The typical group structure for a non-Big 4 audit client sits between two and fifteen entities. Some are wholly owned, others involve minority shareholders requiring NCI (non-controlling interest) allocation under IFRS 10.B94. Intercompany transactions in these groups tend to cluster around four categories: trading balances (sales and purchases between group members), financing arrangements (intercompany loans, interest charges, cash pooling), management fees or cost recharges, and dividend flows from subsidiaries to the parent. Each category has its own elimination mechanics. Trading balances require matching and full elimination of revenue and cost of sales. Financing arrangements need interest income and expense elimination plus balance sheet netting. Management fees follow the same logic as trading but often lack the documentary trail that trading invoices provide. Dividends paid by subsidiaries to the parent reverse against investment income in the parent's books.

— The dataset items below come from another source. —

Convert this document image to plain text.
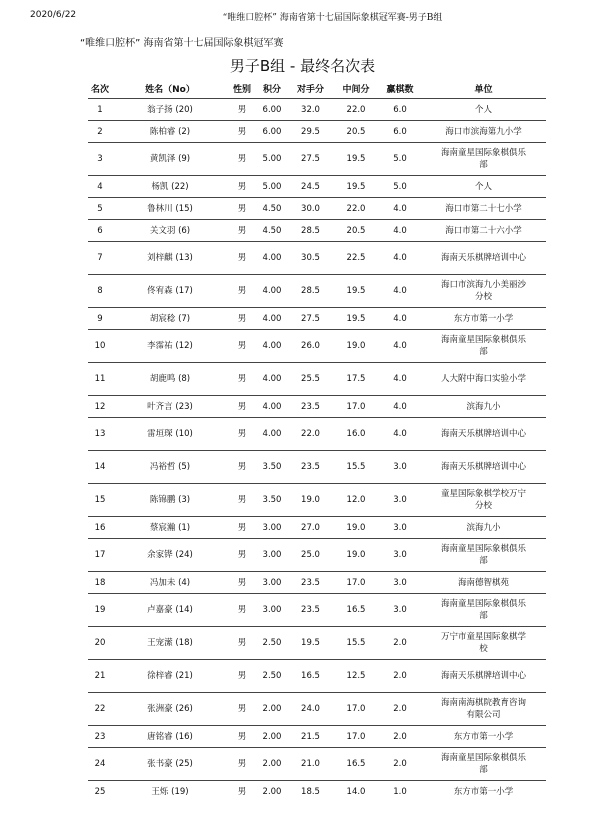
2020/6/22	“唯维口腔杯” 海南省第十七届国际象棋冠军赛-男子B组
“唯维口腔杯” 海南省第十七届国际象棋冠军赛
男子B组 - 最终名次表
名次	姓名（No）	性别	积分	对手分	中间分	赢棋数	单位
1	翁子扬 (20)	男	6.00	32.0	22.0	6.0	个人
2	陈柏睿 (2)	男	6.00	29.5	20.5	6.0	海口市滨海第九小学
3	黄凯泽 (9)	男	5.00	27.5	19.5	5.0	海南童星国际象棋俱乐部
4	杨凯 (22)	男	5.00	24.5	19.5	5.0	个人
5	鲁林川 (15)	男	4.50	30.0	22.0	4.0	海口市第二十七小学
6	关文羽 (6)	男	4.50	28.5	20.5	4.0	海口市第二十六小学
7	刘梓麒 (13)	男	4.00	30.5	22.5	4.0	海南天乐棋牌培训中心
8	佟宥森 (17)	男	4.00	28.5	19.5	4.0	海口市滨海九小美丽沙分校
9	胡宸稔 (7)	男	4.00	27.5	19.5	4.0	东方市第一小学
10	李霈祐 (12)	男	4.00	26.0	19.0	4.0	海南童星国际象棋俱乐部
11	胡鹿鸣 (8)	男	4.00	25.5	17.5	4.0	人大附中海口实验小学
12	叶齐言 (23)	男	4.00	23.5	17.0	4.0	滨海九小
13	雷垣琛 (10)	男	4.00	22.0	16.0	4.0	海南天乐棋牌培训中心
14	冯裕哲 (5)	男	3.50	23.5	15.5	3.0	海南天乐棋牌培训中心
15	陈锦鹏 (3)	男	3.50	19.0	12.0	3.0	童星国际象棋学校万宁分校
16	蔡宸瀚 (1)	男	3.00	27.0	19.0	3.0	滨海九小
17	余家铧 (24)	男	3.00	25.0	19.0	3.0	海南童星国际象棋俱乐部
18	冯加未 (4)	男	3.00	23.5	17.0	3.0	海南德智棋苑
19	卢嘉豪 (14)	男	3.00	23.5	16.5	3.0	海南童星国际象棋俱乐部
20	王宠潆 (18)	男	2.50	19.5	15.5	2.0	万宁市童星国际象棋学校
21	徐梓睿 (21)	男	2.50	16.5	12.5	2.0	海南天乐棋牌培训中心
22	张洲豪 (26)	男	2.00	24.0	17.0	2.0	海南南海棋院教育咨询有限公司
23	唐铭睿 (16)	男	2.00	21.5	17.0	2.0	东方市第一小学
24	张书豪 (25)	男	2.00	21.0	16.5	2.0	海南童星国际象棋俱乐部
25	王烁 (19)	男	2.00	18.5	14.0	1.0	东方市第一小学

The most common audit finding in group engagements relates to intercompany balance mismatches. The FRC's 2022-23 inspection results flagged group audit procedures (including intercompany work) as deficient in a significant proportion of files reviewed. Mismatches arise from timing differences (one entity records a December transaction, the counterparty books it in January) and foreign currency translation differences on intercompany balances denominated in different functional currencies. Disputed or unreconciled management charges add a further category that is harder to resolve because the underlying amounts are often estimated. Auditors frequently accept client-prepared reconciliations without testing whether the "reconciling items" are genuine timing differences or errors that need correction before elimination.

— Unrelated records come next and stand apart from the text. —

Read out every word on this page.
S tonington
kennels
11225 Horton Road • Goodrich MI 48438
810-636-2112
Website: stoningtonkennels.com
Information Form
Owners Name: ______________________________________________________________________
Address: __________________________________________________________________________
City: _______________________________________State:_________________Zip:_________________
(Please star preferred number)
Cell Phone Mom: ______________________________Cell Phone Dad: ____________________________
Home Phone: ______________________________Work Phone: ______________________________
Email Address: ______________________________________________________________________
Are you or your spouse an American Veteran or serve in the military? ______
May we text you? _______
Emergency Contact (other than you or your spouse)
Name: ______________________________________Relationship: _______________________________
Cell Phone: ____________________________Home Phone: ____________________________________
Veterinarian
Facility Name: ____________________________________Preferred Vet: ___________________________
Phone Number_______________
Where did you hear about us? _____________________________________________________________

When applying the tool in practice, start by obtaining a complete intercompany matrix from the client. This matrix should list every entity pair with outstanding balances at the reporting date and cumulative transactions for the period. Run the matching process to identify discrepancies above your posting threshold. For any mismatch exceeding performance materiality, require the client to reconcile before you process the elimination. Calculate unrealised profit on any inventory transferred between group members that remains unsold at year end (IFRS 10.B86(c) read with IAS 2). For part-owned subsidiaries, split the elimination impact between the parent's equity and NCI per IFRS 10.B94. Document which intercompany journals the client posted and which the auditor identified as missing.

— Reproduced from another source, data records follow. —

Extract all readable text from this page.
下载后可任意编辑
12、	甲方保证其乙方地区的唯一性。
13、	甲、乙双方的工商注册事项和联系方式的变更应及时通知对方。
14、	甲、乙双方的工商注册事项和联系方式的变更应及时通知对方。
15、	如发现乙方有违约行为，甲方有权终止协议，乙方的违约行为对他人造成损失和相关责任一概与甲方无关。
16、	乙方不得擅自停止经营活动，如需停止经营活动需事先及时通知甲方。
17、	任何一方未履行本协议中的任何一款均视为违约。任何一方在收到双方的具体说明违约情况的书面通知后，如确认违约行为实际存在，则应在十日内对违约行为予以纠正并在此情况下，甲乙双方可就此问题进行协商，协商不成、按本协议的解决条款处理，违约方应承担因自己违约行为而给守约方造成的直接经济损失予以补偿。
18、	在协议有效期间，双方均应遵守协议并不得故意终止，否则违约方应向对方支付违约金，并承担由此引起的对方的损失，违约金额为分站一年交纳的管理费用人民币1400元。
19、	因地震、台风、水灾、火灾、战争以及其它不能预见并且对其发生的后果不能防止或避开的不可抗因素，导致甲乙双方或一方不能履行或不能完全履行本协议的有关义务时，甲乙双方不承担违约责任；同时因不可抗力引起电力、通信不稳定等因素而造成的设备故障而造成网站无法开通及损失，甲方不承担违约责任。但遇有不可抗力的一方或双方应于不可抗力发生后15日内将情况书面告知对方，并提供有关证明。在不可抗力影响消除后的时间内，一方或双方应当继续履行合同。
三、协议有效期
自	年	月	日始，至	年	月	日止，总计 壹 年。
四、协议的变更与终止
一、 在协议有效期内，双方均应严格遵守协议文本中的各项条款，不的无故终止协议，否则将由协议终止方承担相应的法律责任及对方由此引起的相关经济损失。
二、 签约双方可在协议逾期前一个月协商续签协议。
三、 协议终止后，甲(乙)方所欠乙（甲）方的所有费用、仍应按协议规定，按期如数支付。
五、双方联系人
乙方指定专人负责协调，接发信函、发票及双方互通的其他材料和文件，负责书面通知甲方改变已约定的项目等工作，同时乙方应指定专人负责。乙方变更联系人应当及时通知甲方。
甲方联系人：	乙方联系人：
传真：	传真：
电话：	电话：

Frequently asked questions: General

- Q: Do I need to eliminate intercompany transactions with associates and joint ventures?
No. IFRS 10.B86 requires elimination only for subsidiaries included in the consolidation. For associates (IAS 28) and joint ventures (IFRS 11), you eliminate only the group's share of unrealised profits on transactions with the investee, not the full transaction. The elimination mechanics differ from full consolidation.
What happens when intercompany balances don't agree between two group entities?
You need to identify whether the difference is a timing issue or an error. Timing differences (such as cash in transit at year end) should be documented and adjusted so both sides reflect the same economic position at the reporting date. Errors require correction in the entity that recorded the transaction incorrectly before you process the elimination.
How do I handle unrealised profit on intercompany inventory transfers?
Calculate the profit margin the selling entity earned on goods transferred to another group member. Identify what proportion of those goods remains in the buyer's inventory at the reporting date. Eliminate that proportion of the profit from consolidated inventory and consolidated profit. Under IFRS 10.B86(c), this adjustment applies in full regardless of the parent's ownership percentage, but the NCI share of the adjustment flows to NCI per IFRS 10.B94.
Should intercompany elimination journals be posted to the individual entity accounts or only at consolidation level?
Elimination journals are consolidation adjustments only. They don't affect the individual statutory accounts of any group entity. Post them in your consolidation workbook or consolidation software as top-side adjustments that reverse the effect of intragroup transactions in the combined trial balance.